No US Sanctions on India for Buying Iranian Oil: Indian Media

Now India will be able to purchase oil from Iran without the fear of US sanctions. The US has agreed to grant India a waiver from Iran sanctions so that the country would be able to continue buying Iranian Oil according to officials in New Delhi. The waiver would allow Indian companies to continue importing about 1.25 million tonnes of oil per month from Iran until March 2019. 

“India and the US have broadly agreed on a waiver. India will cut import by a third, which is a significant cut,” a source said, as quoted by the Economic Times newspaper.

Trump administration is preparing to launch the second wave of sanctions against Iran from November 4 in which a universal ban on the country’s oil exports appears to be a primary objective. US officials have already said the sanctions would be meant to bring down Iran’s oil exports to zero. However, Iranian officials have frequently rebuffed its feasibility emphasising that global consumers cannot afford to squander Iranian supplies.

India imported approximately 22 million tonnes of crude oil from Iran in 2017-18 and planned to raise that to about 30 million tonnes in 2018-19. But, as a condition of waiver, Indian oil companies will reduce their imports significantly, the source added.

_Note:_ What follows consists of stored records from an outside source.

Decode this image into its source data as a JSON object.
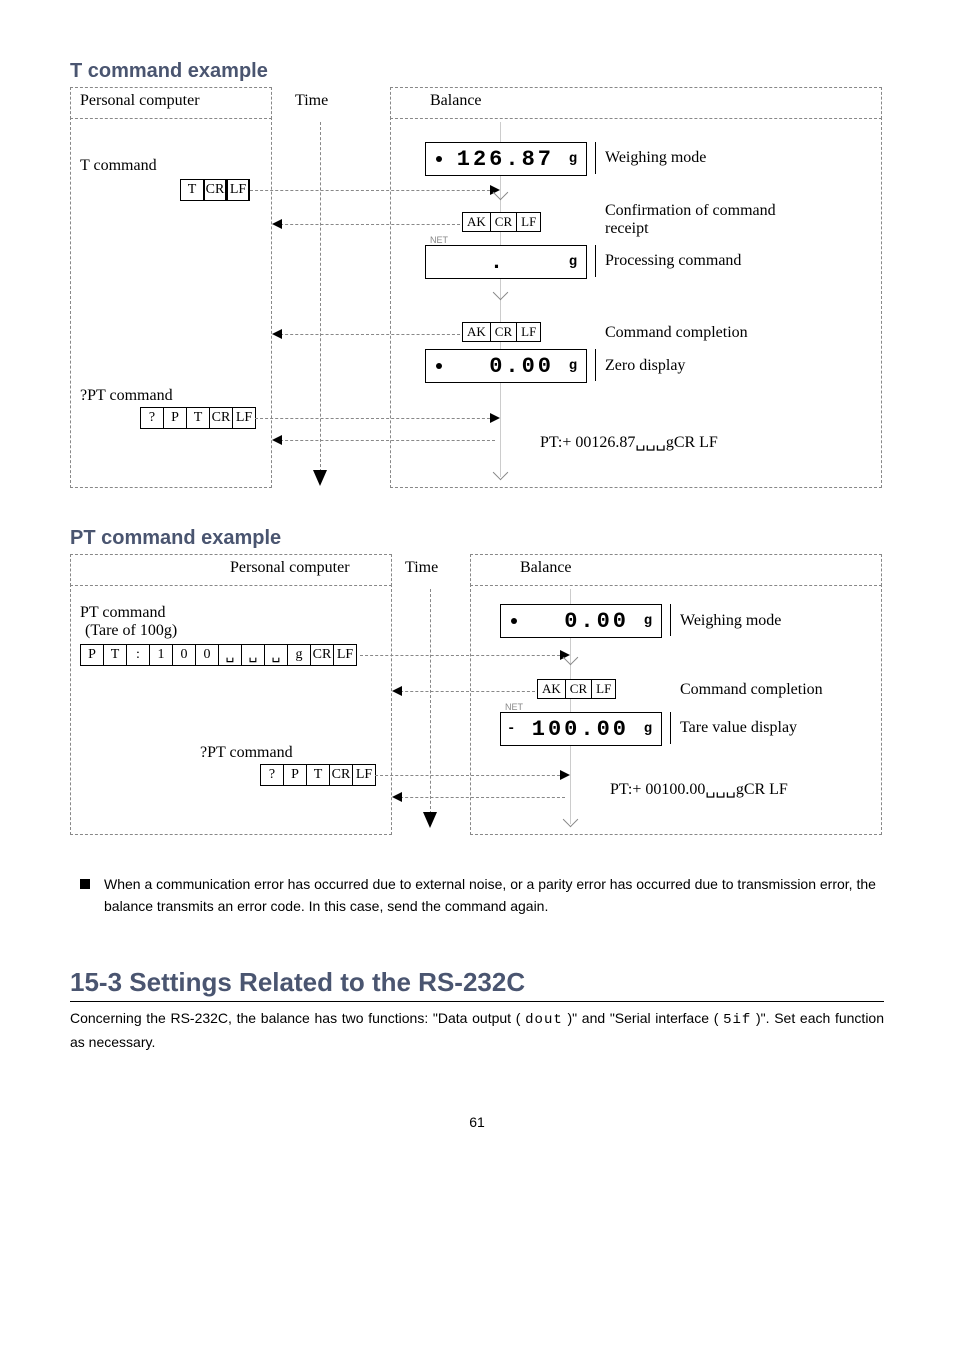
{
  "headings": {
    "t_example": "T command example",
    "pt_example": "PT command example",
    "section_15_3": "15-3 Settings Related to the RS-232C"
  },
  "diagram1": {
    "col_pc": "Personal computer",
    "col_time": "Time",
    "col_balance": "Balance",
    "t_command_label": "T command",
    "t_cells": [
      "T",
      "CR",
      "LF"
    ],
    "disp1_value": "126.87",
    "disp1_unit": "g",
    "label_weighing": "Weighing mode",
    "ak_cells": [
      "AK",
      "CR",
      "LF"
    ],
    "label_confirm": "Confirmation of command receipt",
    "net_tag": "NET",
    "disp2_value": ".",
    "disp2_unit": "g",
    "label_processing": "Processing command",
    "label_completion": "Command completion",
    "disp3_value": "0.00",
    "disp3_unit": "g",
    "label_zero": "Zero display",
    "pt_query_label": "?PT command",
    "pt_query_cells": [
      "?",
      "P",
      "T",
      "CR",
      "LF"
    ],
    "pt_response": "PT:+ 00126.87␣␣␣gCR LF"
  },
  "diagram2": {
    "col_pc": "Personal computer",
    "col_time": "Time",
    "col_balance": "Balance",
    "pt_command_label": "PT command",
    "pt_command_sub": "(Tare of 100g)",
    "pt_cells": [
      "P",
      "T",
      ":",
      "1",
      "0",
      "0",
      "␣",
      "␣",
      "␣",
      "g",
      "CR",
      "LF"
    ],
    "disp1_value": "0.00",
    "disp1_unit": "g",
    "label_weighing": "Weighing mode",
    "ak_cells": [
      "AK",
      "CR",
      "LF"
    ],
    "label_completion": "Command completion",
    "net_tag": "NET",
    "disp2_left": "-",
    "disp2_value": "100.00",
    "disp2_unit": "g",
    "label_tare": "Tare value display",
    "pt_query_label": "?PT command",
    "pt_query_cells": [
      "?",
      "P",
      "T",
      "CR",
      "LF"
    ],
    "pt_response": "PT:+ 00100.00␣␣␣gCR LF"
  },
  "error_para": "When a communication error has occurred due to external noise, or a parity error has occurred due to transmission error, the balance transmits an error code. In this case, send the command again.",
  "body_15_3_pre": "Concerning the RS-232C, the balance has two functions: \"Data output ( ",
  "body_15_3_dout": "dout",
  "body_15_3_mid": " )\" and \"Serial interface ( ",
  "body_15_3_sif": "5if",
  "body_15_3_post": " )\". Set each function as necessary.",
  "page_number": "61"
}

Indian companies can import 1.25 million tonnes a month up to March 2019, the same as they ordered for October and November, the Economic Times wrote adding that an official statement on that front would be made within the next few days.

State oil firms are yet to decide on how this quantum will be split between them. A waiver will come as a big relief to Indian Oil and MRPL, the two largest Iranian oil consumers. The Economic Times added that it was still not clear how Indian firms would pay for imports of Iranian oil and that a mechanism for the same purpose was still under negotiation between Iran and India.

It added that the two countries were likely to stick to the existing mechanism under which 55% of the payment would be made in euro and 45% in rupee through India’s UCO Bank. Under this, the rupee is used for import of rice, drugs, and other products from India while the balance proceeds in rupee and euro sit idle in the Indian bank waiting for sanctions to go.